Sigamos aprendiendo de aquel ciego que, sin respetos humanos ni formalismos, suelta el manto, lo único que debía tener para protegerse al menos del frío y da un salto, no puede pararse quieto y se pone ante el maestro ¡Qué delicadeza la del Señor! Sabe lo que necesita pero, aun así, le pregunta qué quiere: “recobrar la vista”. Jesús, entonces, le da más de lo que pide. El evangelio no dice que le curó la vista, sino algo que es más importante: lo salva. Le regala la salvación: de su pobreza, de su precariedad, de no tener a nadie. Solo después de esa transformación interior, puede recuperar su falta de vista. Reconoce completamente a Jesús, ya ve claro. Y lo sigue
1. No tengamos miedo a gritar ante el Señor. ¿Estás desolado, triste, acorralado por la vida? No te quedes callado. Acude al Señor con confianza. Grita, y no porque Dios no te oiga, sino porque somos nosotros los que no nos oímos. Demos ese paso al frente porque estamos tan metidos en nosotros mismos que no nos salen esas palabras de socorro que nos hacen reconocer nuestra precariedad. Decir los pecados en la confesión, sin falsos pudores, ayuda tanto… El silencio nos aprisiona y por eso hemos de gritar con sinceridad: es una manera de mostrar que estamos vivos.
2. Hagamos una experiencia profunda de humildad. Reconocer nuestra poquedad, nuestras carencias y debilidades es necesario para poder caminar en la luz, y abandonar la oscuridad de un mundo que parece engullirnos. Qué complicado resulta, porque estamos enfermos de suficiencia y nos parece que no necesitamos nada ni a nadie. El anhelo de felicidad lo ponemos tantas veces en las cosas del mundo… Tenemos todo a nuestra disposición y suponemos que con eso es suficiente. Pero no es verdad. Nos engañamos. Tarde o temprano nos encontramos con nuestras carencias.
3. Hemos de dar el salto desprendidos de nosotros mismos.

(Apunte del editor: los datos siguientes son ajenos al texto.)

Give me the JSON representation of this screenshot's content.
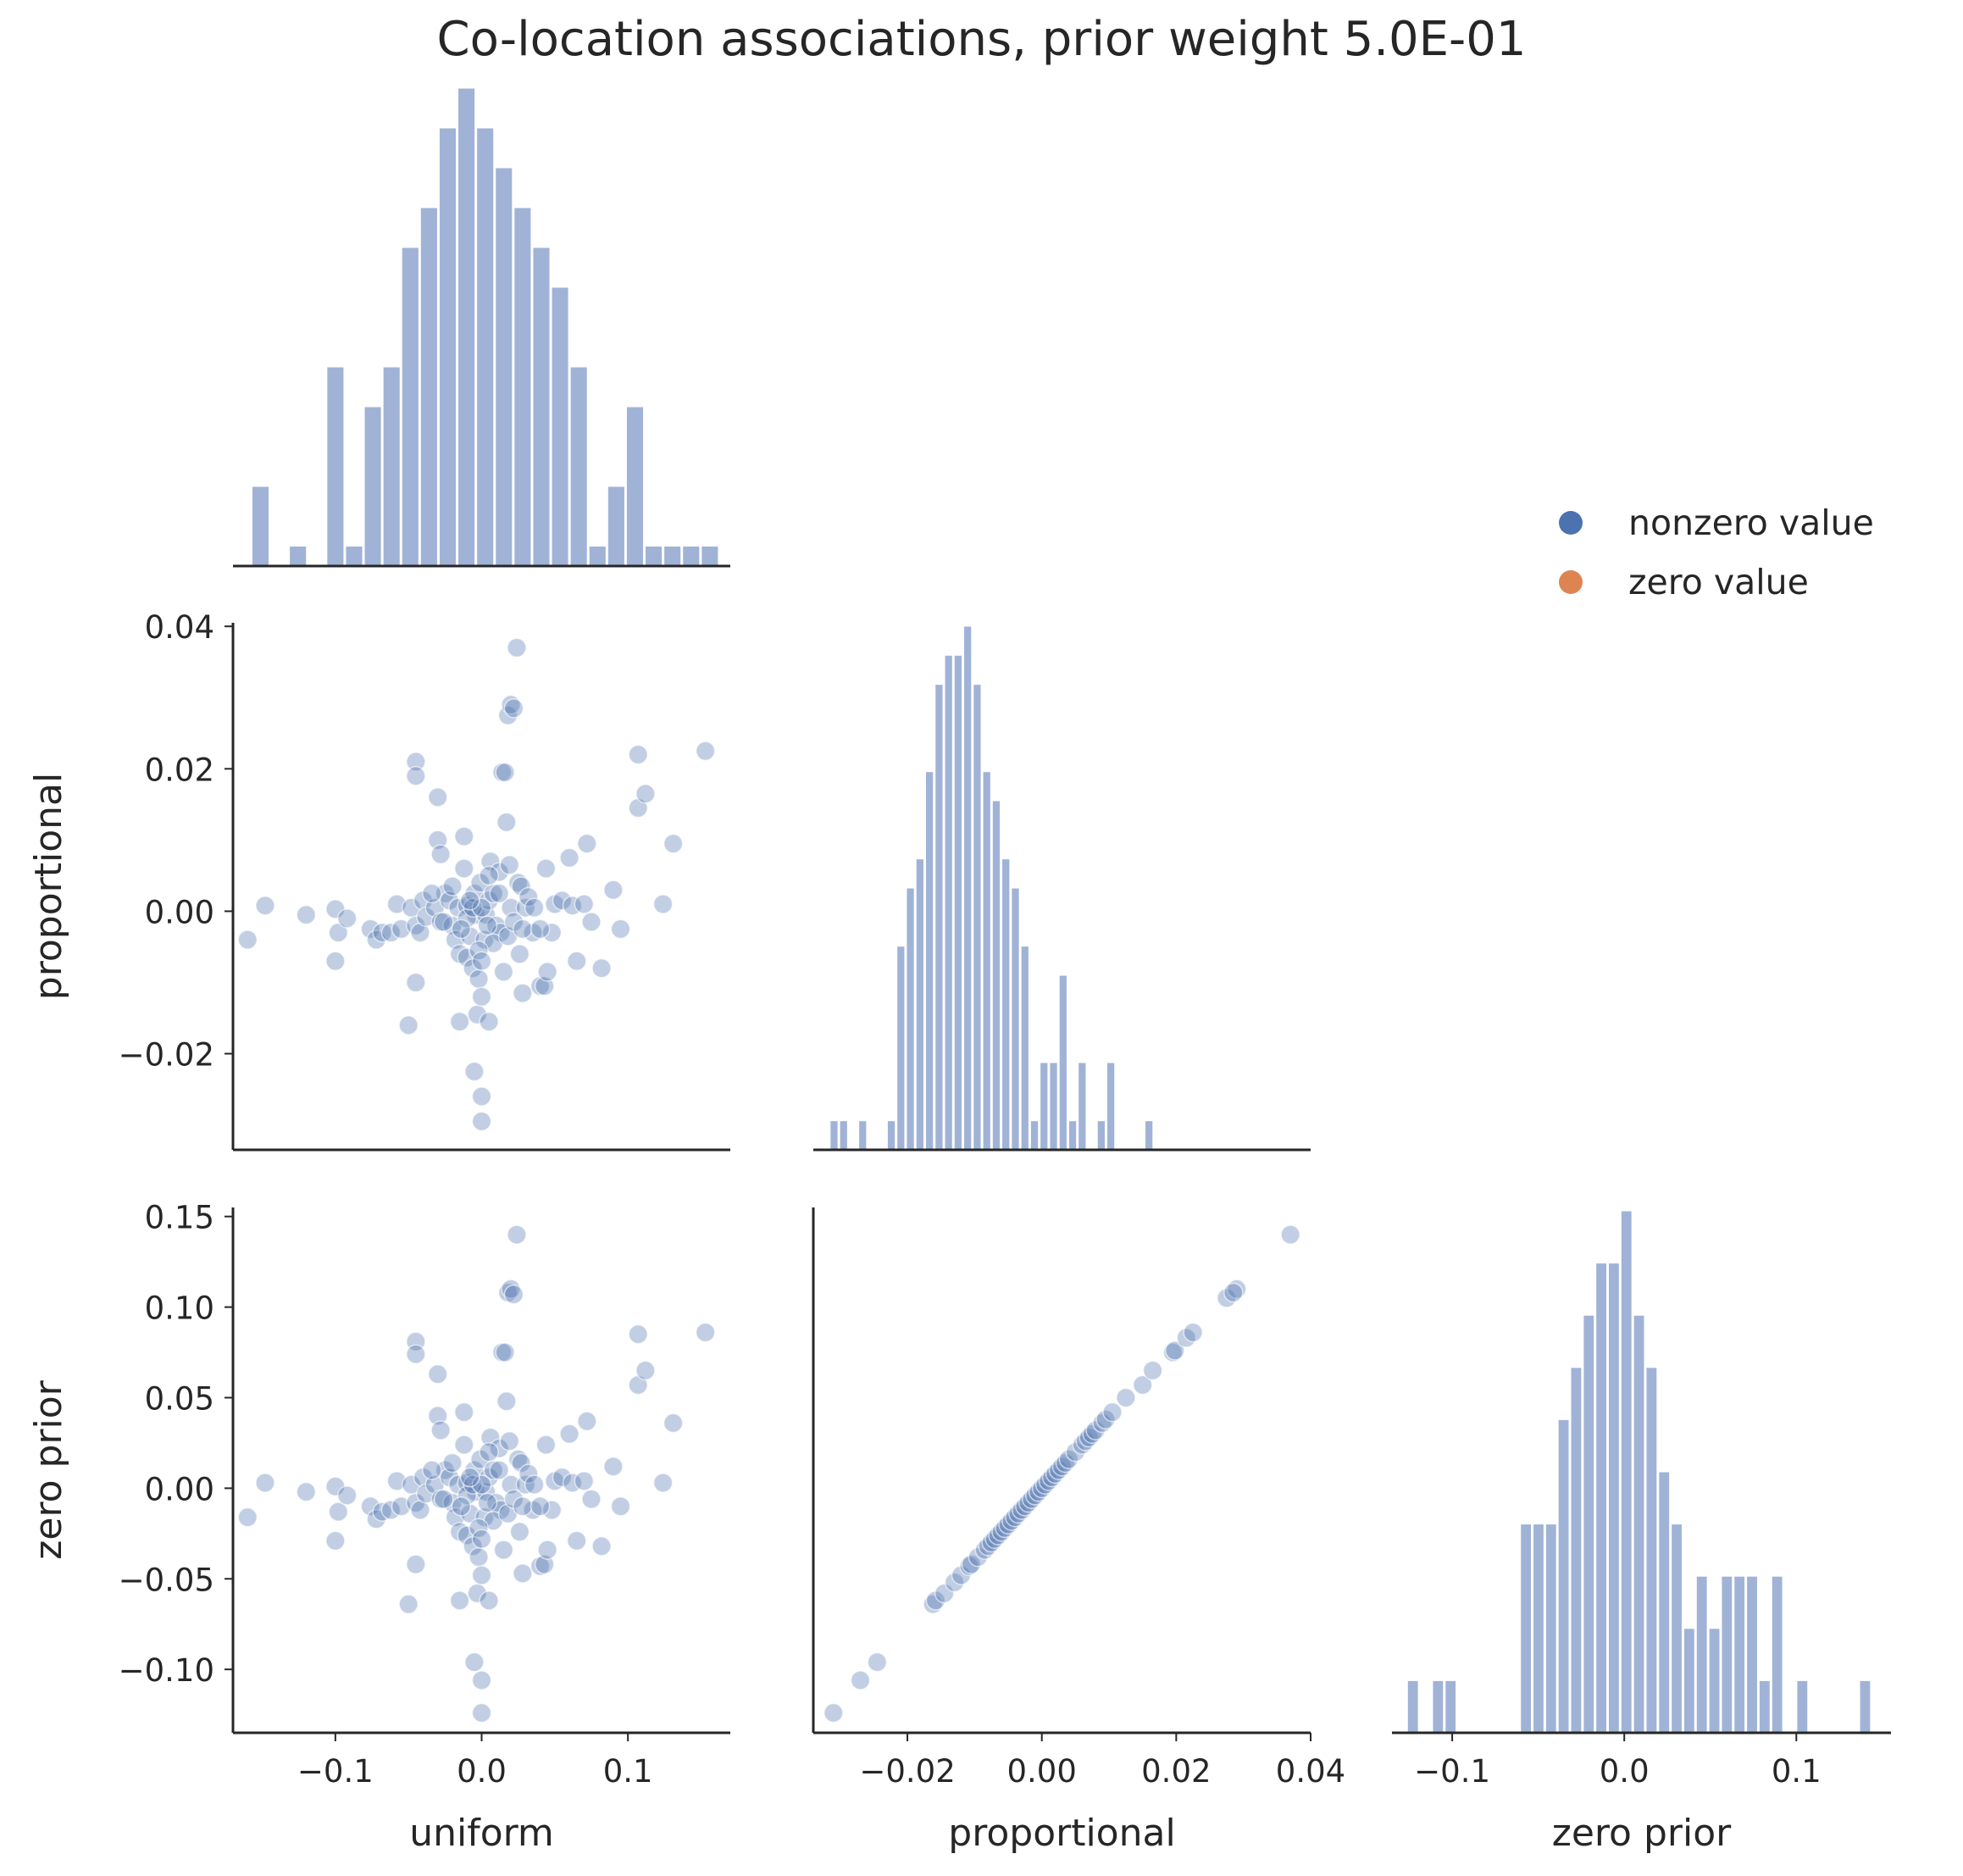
{
  "title": "Co-location associations, prior weight 5.0E-01",
  "colors": {
    "nonzero": "#4c72b0",
    "zero": "#dd8452",
    "hist": "#a0b3d6",
    "axis": "#262626",
    "text": "#262626"
  },
  "legend": {
    "items": [
      {
        "label": "nonzero value",
        "color": "#4c72b0"
      },
      {
        "label": "zero value",
        "color": "#dd8452"
      }
    ],
    "placement": "right"
  },
  "chart_data": [
    {
      "type": "histogram",
      "variable": "uniform",
      "row": 0,
      "col": 0,
      "xlim": [
        -0.17,
        0.17
      ],
      "bin_start": -0.157,
      "bin_width": 0.0128,
      "counts": [
        2,
        0,
        0.5,
        0,
        5,
        0.5,
        4,
        5,
        8,
        9,
        11,
        12,
        11,
        10,
        9,
        8,
        7,
        5,
        0.5,
        2,
        4,
        0.5,
        0.5,
        0.5,
        0.5
      ]
    },
    {
      "type": "histogram",
      "variable": "proportional",
      "row": 1,
      "col": 1,
      "xlim": [
        -0.034,
        0.04
      ],
      "bin_start": -0.0315,
      "bin_width": 0.00142,
      "counts": [
        1,
        1,
        0,
        1,
        0,
        0,
        1,
        7,
        9,
        10,
        13,
        16,
        17,
        17,
        18,
        16,
        13,
        12,
        10,
        9,
        7,
        1,
        3,
        3,
        6,
        1,
        3,
        0,
        1,
        3,
        0,
        0,
        0,
        1
      ]
    },
    {
      "type": "histogram",
      "variable": "zero prior",
      "row": 2,
      "col": 2,
      "xlim": [
        -0.135,
        0.155
      ],
      "bin_start": -0.126,
      "bin_width": 0.0073,
      "counts": [
        1,
        0,
        1,
        1,
        0,
        0,
        0,
        0,
        0,
        4,
        4,
        4,
        6,
        7,
        8,
        9,
        9,
        10,
        8,
        7,
        5,
        4,
        2,
        3,
        2,
        3,
        3,
        3,
        1,
        3,
        0,
        1,
        0,
        0,
        0,
        0,
        1
      ]
    },
    {
      "type": "scatter",
      "x_variable": "uniform",
      "y_variable": "proportional",
      "row": 1,
      "col": 0,
      "xlim": [
        -0.17,
        0.17
      ],
      "ylim": [
        -0.0335,
        0.0405
      ],
      "points": [
        [
          -0.16,
          -0.004
        ],
        [
          -0.148,
          0.0008
        ],
        [
          -0.12,
          -0.0005
        ],
        [
          -0.1,
          0.0003
        ],
        [
          -0.098,
          -0.003
        ],
        [
          -0.1,
          -0.007
        ],
        [
          -0.092,
          -0.001
        ],
        [
          -0.076,
          -0.0025
        ],
        [
          -0.072,
          -0.004
        ],
        [
          -0.068,
          -0.003
        ],
        [
          -0.062,
          -0.003
        ],
        [
          -0.058,
          0.001
        ],
        [
          -0.055,
          -0.0025
        ],
        [
          -0.048,
          0.0005
        ],
        [
          -0.045,
          -0.002
        ],
        [
          -0.042,
          -0.003
        ],
        [
          -0.04,
          0.0015
        ],
        [
          -0.038,
          -0.0008
        ],
        [
          -0.05,
          -0.016
        ],
        [
          -0.045,
          -0.01
        ],
        [
          -0.045,
          0.021
        ],
        [
          -0.045,
          0.019
        ],
        [
          -0.03,
          0.016
        ],
        [
          -0.03,
          0.01
        ],
        [
          -0.028,
          0.008
        ],
        [
          -0.032,
          0.0005
        ],
        [
          -0.028,
          -0.0015
        ],
        [
          -0.025,
          0.0025
        ],
        [
          -0.022,
          0.0015
        ],
        [
          -0.02,
          0.0035
        ],
        [
          -0.02,
          -0.002
        ],
        [
          -0.018,
          -0.004
        ],
        [
          -0.016,
          0.0005
        ],
        [
          -0.015,
          -0.006
        ],
        [
          -0.015,
          -0.0155
        ],
        [
          -0.012,
          0.0105
        ],
        [
          -0.012,
          0.006
        ],
        [
          -0.01,
          -0.0065
        ],
        [
          -0.01,
          0.0008
        ],
        [
          -0.008,
          -0.0035
        ],
        [
          -0.006,
          -0.008
        ],
        [
          -0.005,
          0.0025
        ],
        [
          -0.005,
          -0.0225
        ],
        [
          -0.004,
          -0.0005
        ],
        [
          -0.003,
          -0.0145
        ],
        [
          -0.002,
          -0.0095
        ],
        [
          -0.001,
          0.004
        ],
        [
          0.0,
          -0.012
        ],
        [
          0.0,
          -0.026
        ],
        [
          0.0,
          -0.0295
        ],
        [
          0.002,
          -0.004
        ],
        [
          0.003,
          -0.0005
        ],
        [
          0.005,
          -0.0155
        ],
        [
          0.005,
          0.0015
        ],
        [
          0.006,
          0.007
        ],
        [
          0.008,
          0.0025
        ],
        [
          0.01,
          -0.002
        ],
        [
          0.012,
          0.0055
        ],
        [
          0.013,
          -0.003
        ],
        [
          0.014,
          0.0195
        ],
        [
          0.016,
          0.0195
        ],
        [
          0.017,
          0.0125
        ],
        [
          0.018,
          0.0275
        ],
        [
          0.019,
          0.0065
        ],
        [
          0.02,
          0.029
        ],
        [
          0.022,
          0.0285
        ],
        [
          0.02,
          0.0005
        ],
        [
          0.024,
          0.037
        ],
        [
          0.025,
          0.004
        ],
        [
          0.026,
          -0.006
        ],
        [
          0.027,
          0.0035
        ],
        [
          0.028,
          -0.0115
        ],
        [
          0.03,
          0.0005
        ],
        [
          0.032,
          0.002
        ],
        [
          0.035,
          -0.003
        ],
        [
          0.04,
          -0.0105
        ],
        [
          0.043,
          -0.0105
        ],
        [
          0.045,
          -0.0085
        ],
        [
          0.044,
          0.006
        ],
        [
          0.048,
          -0.003
        ],
        [
          0.05,
          0.001
        ],
        [
          0.055,
          0.0015
        ],
        [
          0.06,
          0.0075
        ],
        [
          0.062,
          0.0008
        ],
        [
          0.065,
          -0.007
        ],
        [
          0.07,
          0.001
        ],
        [
          0.072,
          0.0095
        ],
        [
          0.075,
          -0.0015
        ],
        [
          0.082,
          -0.008
        ],
        [
          0.09,
          0.003
        ],
        [
          0.095,
          -0.0025
        ],
        [
          0.107,
          0.022
        ],
        [
          0.107,
          0.0145
        ],
        [
          0.112,
          0.0165
        ],
        [
          0.124,
          0.001
        ],
        [
          0.131,
          0.0095
        ],
        [
          0.153,
          0.0225
        ],
        [
          -0.01,
          -0.001
        ],
        [
          -0.006,
          0.0005
        ],
        [
          0.0,
          0.0005
        ],
        [
          0.004,
          -0.002
        ],
        [
          -0.014,
          -0.0025
        ],
        [
          0.008,
          -0.0045
        ],
        [
          0.018,
          -0.0035
        ],
        [
          0.022,
          -0.0015
        ],
        [
          -0.002,
          -0.0055
        ],
        [
          0.012,
          0.0025
        ],
        [
          0.028,
          -0.0025
        ],
        [
          0.036,
          0.0005
        ],
        [
          0.04,
          -0.0025
        ],
        [
          -0.026,
          -0.0015
        ],
        [
          -0.034,
          0.0025
        ],
        [
          -0.008,
          0.0015
        ],
        [
          0.0,
          -0.007
        ],
        [
          0.015,
          -0.0085
        ],
        [
          0.005,
          0.005
        ]
      ]
    },
    {
      "type": "scatter",
      "x_variable": "uniform",
      "y_variable": "zero prior",
      "row": 2,
      "col": 0,
      "xlim": [
        -0.17,
        0.17
      ],
      "ylim": [
        -0.135,
        0.155
      ],
      "points": [
        [
          -0.16,
          -0.016
        ],
        [
          -0.148,
          0.003
        ],
        [
          -0.12,
          -0.002
        ],
        [
          -0.1,
          0.001
        ],
        [
          -0.098,
          -0.013
        ],
        [
          -0.1,
          -0.029
        ],
        [
          -0.092,
          -0.004
        ],
        [
          -0.076,
          -0.01
        ],
        [
          -0.072,
          -0.017
        ],
        [
          -0.068,
          -0.013
        ],
        [
          -0.062,
          -0.012
        ],
        [
          -0.058,
          0.004
        ],
        [
          -0.055,
          -0.01
        ],
        [
          -0.048,
          0.002
        ],
        [
          -0.045,
          -0.008
        ],
        [
          -0.042,
          -0.012
        ],
        [
          -0.04,
          0.006
        ],
        [
          -0.038,
          -0.003
        ],
        [
          -0.05,
          -0.064
        ],
        [
          -0.045,
          -0.042
        ],
        [
          -0.045,
          0.081
        ],
        [
          -0.045,
          0.074
        ],
        [
          -0.03,
          0.063
        ],
        [
          -0.03,
          0.04
        ],
        [
          -0.028,
          0.032
        ],
        [
          -0.032,
          0.002
        ],
        [
          -0.028,
          -0.006
        ],
        [
          -0.025,
          0.01
        ],
        [
          -0.022,
          0.006
        ],
        [
          -0.02,
          0.014
        ],
        [
          -0.02,
          -0.008
        ],
        [
          -0.018,
          -0.016
        ],
        [
          -0.016,
          0.002
        ],
        [
          -0.015,
          -0.024
        ],
        [
          -0.015,
          -0.062
        ],
        [
          -0.012,
          0.042
        ],
        [
          -0.012,
          0.024
        ],
        [
          -0.01,
          -0.026
        ],
        [
          -0.01,
          0.003
        ],
        [
          -0.008,
          -0.014
        ],
        [
          -0.006,
          -0.032
        ],
        [
          -0.005,
          0.01
        ],
        [
          -0.005,
          -0.096
        ],
        [
          -0.004,
          -0.002
        ],
        [
          -0.003,
          -0.058
        ],
        [
          -0.002,
          -0.038
        ],
        [
          -0.001,
          0.016
        ],
        [
          0.0,
          -0.048
        ],
        [
          0.0,
          -0.106
        ],
        [
          0.0,
          -0.124
        ],
        [
          0.002,
          -0.016
        ],
        [
          0.003,
          -0.002
        ],
        [
          0.005,
          -0.062
        ],
        [
          0.005,
          0.006
        ],
        [
          0.006,
          0.028
        ],
        [
          0.008,
          0.01
        ],
        [
          0.01,
          -0.008
        ],
        [
          0.012,
          0.022
        ],
        [
          0.013,
          -0.012
        ],
        [
          0.014,
          0.075
        ],
        [
          0.016,
          0.075
        ],
        [
          0.017,
          0.048
        ],
        [
          0.018,
          0.108
        ],
        [
          0.019,
          0.026
        ],
        [
          0.02,
          0.11
        ],
        [
          0.022,
          0.107
        ],
        [
          0.02,
          0.002
        ],
        [
          0.024,
          0.14
        ],
        [
          0.025,
          0.016
        ],
        [
          0.026,
          -0.024
        ],
        [
          0.027,
          0.014
        ],
        [
          0.028,
          -0.047
        ],
        [
          0.03,
          0.002
        ],
        [
          0.032,
          0.008
        ],
        [
          0.035,
          -0.012
        ],
        [
          0.04,
          -0.043
        ],
        [
          0.043,
          -0.042
        ],
        [
          0.045,
          -0.034
        ],
        [
          0.044,
          0.024
        ],
        [
          0.048,
          -0.012
        ],
        [
          0.05,
          0.004
        ],
        [
          0.055,
          0.006
        ],
        [
          0.06,
          0.03
        ],
        [
          0.062,
          0.003
        ],
        [
          0.065,
          -0.029
        ],
        [
          0.07,
          0.004
        ],
        [
          0.072,
          0.037
        ],
        [
          0.075,
          -0.006
        ],
        [
          0.082,
          -0.032
        ],
        [
          0.09,
          0.012
        ],
        [
          0.095,
          -0.01
        ],
        [
          0.107,
          0.085
        ],
        [
          0.107,
          0.057
        ],
        [
          0.112,
          0.065
        ],
        [
          0.124,
          0.003
        ],
        [
          0.131,
          0.036
        ],
        [
          0.153,
          0.086
        ],
        [
          -0.01,
          -0.004
        ],
        [
          -0.006,
          0.002
        ],
        [
          0.0,
          0.002
        ],
        [
          0.004,
          -0.008
        ],
        [
          -0.014,
          -0.01
        ],
        [
          0.008,
          -0.018
        ],
        [
          0.018,
          -0.014
        ],
        [
          0.022,
          -0.006
        ],
        [
          -0.002,
          -0.022
        ],
        [
          0.012,
          0.01
        ],
        [
          0.028,
          -0.01
        ],
        [
          0.036,
          0.002
        ],
        [
          0.04,
          -0.01
        ],
        [
          -0.026,
          -0.006
        ],
        [
          -0.034,
          0.01
        ],
        [
          -0.008,
          0.006
        ],
        [
          0.0,
          -0.028
        ],
        [
          0.015,
          -0.034
        ],
        [
          0.005,
          0.02
        ]
      ]
    },
    {
      "type": "scatter",
      "x_variable": "proportional",
      "y_variable": "zero prior",
      "row": 2,
      "col": 1,
      "xlim": [
        -0.034,
        0.04
      ],
      "ylim": [
        -0.135,
        0.155
      ],
      "points": [
        [
          -0.031,
          -0.124
        ],
        [
          -0.027,
          -0.106
        ],
        [
          -0.0245,
          -0.096
        ],
        [
          -0.0162,
          -0.064
        ],
        [
          -0.0158,
          -0.062
        ],
        [
          -0.0145,
          -0.058
        ],
        [
          -0.013,
          -0.052
        ],
        [
          -0.012,
          -0.048
        ],
        [
          -0.0108,
          -0.043
        ],
        [
          -0.0105,
          -0.042
        ],
        [
          -0.0095,
          -0.038
        ],
        [
          -0.0085,
          -0.034
        ],
        [
          -0.008,
          -0.032
        ],
        [
          -0.0075,
          -0.03
        ],
        [
          -0.007,
          -0.028
        ],
        [
          -0.0065,
          -0.026
        ],
        [
          -0.006,
          -0.024
        ],
        [
          -0.0055,
          -0.022
        ],
        [
          -0.005,
          -0.02
        ],
        [
          -0.0045,
          -0.018
        ],
        [
          -0.004,
          -0.016
        ],
        [
          -0.0035,
          -0.014
        ],
        [
          -0.003,
          -0.012
        ],
        [
          -0.0025,
          -0.01
        ],
        [
          -0.002,
          -0.008
        ],
        [
          -0.0015,
          -0.006
        ],
        [
          -0.001,
          -0.004
        ],
        [
          -0.0005,
          -0.002
        ],
        [
          0.0,
          0.0
        ],
        [
          0.0005,
          0.002
        ],
        [
          0.001,
          0.004
        ],
        [
          0.0015,
          0.006
        ],
        [
          0.002,
          0.008
        ],
        [
          0.0025,
          0.01
        ],
        [
          0.003,
          0.012
        ],
        [
          0.0035,
          0.014
        ],
        [
          0.004,
          0.016
        ],
        [
          0.005,
          0.02
        ],
        [
          0.006,
          0.024
        ],
        [
          0.0065,
          0.026
        ],
        [
          0.007,
          0.028
        ],
        [
          0.0075,
          0.03
        ],
        [
          0.008,
          0.032
        ],
        [
          0.009,
          0.036
        ],
        [
          0.0095,
          0.038
        ],
        [
          0.0105,
          0.042
        ],
        [
          0.0125,
          0.05
        ],
        [
          0.015,
          0.057
        ],
        [
          0.0165,
          0.065
        ],
        [
          0.0195,
          0.075
        ],
        [
          0.0198,
          0.076
        ],
        [
          0.0215,
          0.083
        ],
        [
          0.0225,
          0.086
        ],
        [
          0.0275,
          0.105
        ],
        [
          0.029,
          0.11
        ],
        [
          0.0285,
          0.108
        ],
        [
          0.037,
          0.14
        ]
      ]
    }
  ],
  "axes_labels": {
    "x": [
      "uniform",
      "proportional",
      "zero prior"
    ],
    "y": [
      "proportional",
      "zero prior"
    ]
  },
  "ticks": {
    "uniform_x": [
      "−0.1",
      "0.0",
      "0.1"
    ],
    "proportional_x": [
      "−0.02",
      "0.00",
      "0.02",
      "0.04"
    ],
    "zero_prior_x": [
      "−0.1",
      "0.0",
      "0.1"
    ],
    "proportional_y": [
      "−0.02",
      "0.00",
      "0.02",
      "0.04"
    ],
    "zero_prior_y": [
      "−0.10",
      "−0.05",
      "0.00",
      "0.05",
      "0.10",
      "0.15"
    ]
  }
}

Fuera apegamientos, o crearnos falsas necesidades: son obstáculos, muros que nos impiden dar el salto hacia Dios. ¡Cuántas veces, aparece la frustración, porque constatamos que no lo podemos todo, y la felicidad se escapa como agua entre los dedos! Lo que necesitamos es el dedo de Dios que nos libere de andar a ciegas algo que dé sentido y luz a nuestra vida. Y esa es la fe en Dios. Reconocer el señorío de Cristo y ponerlo todo a sus pies. Reconocer que Él es el único que nos salva de todo lo que hace de nosotros esclavos.
No hay más ciego que el que no quiere ver, ni más sordo que el que no quiere oír. Nuestro orgullo, nuestra soberbia nos imposibilita abrir los ojos y no vemos. Nuestra vanidad, nuestra arrogancia nos cierra los oídos. Y aparecemos en medio de un mundo hostil, derrotados incluso antes de luchar, heridos que se quejan pero no terminan de dejarse sanar por Dios. Y así nos va.
Confiemos.
La fe no encorseta, nos libera. No somos los que construyen la esperanza, es más bien un regalo que Dios nos ofrece cuando confiamos en Él. El amor no es tener la voluntad de querer y que nos quieran, es un don que se recibe y que llega a plenitud cuando se ofrece gratuitamente a los demás. Piensa uno en María: es la mujer por excelencia que da a luz al Salvador, y quiere, a nosotros sus hijos, darnos a luz a la fe, al amor, a la esperanza. Vamos a dejarnos.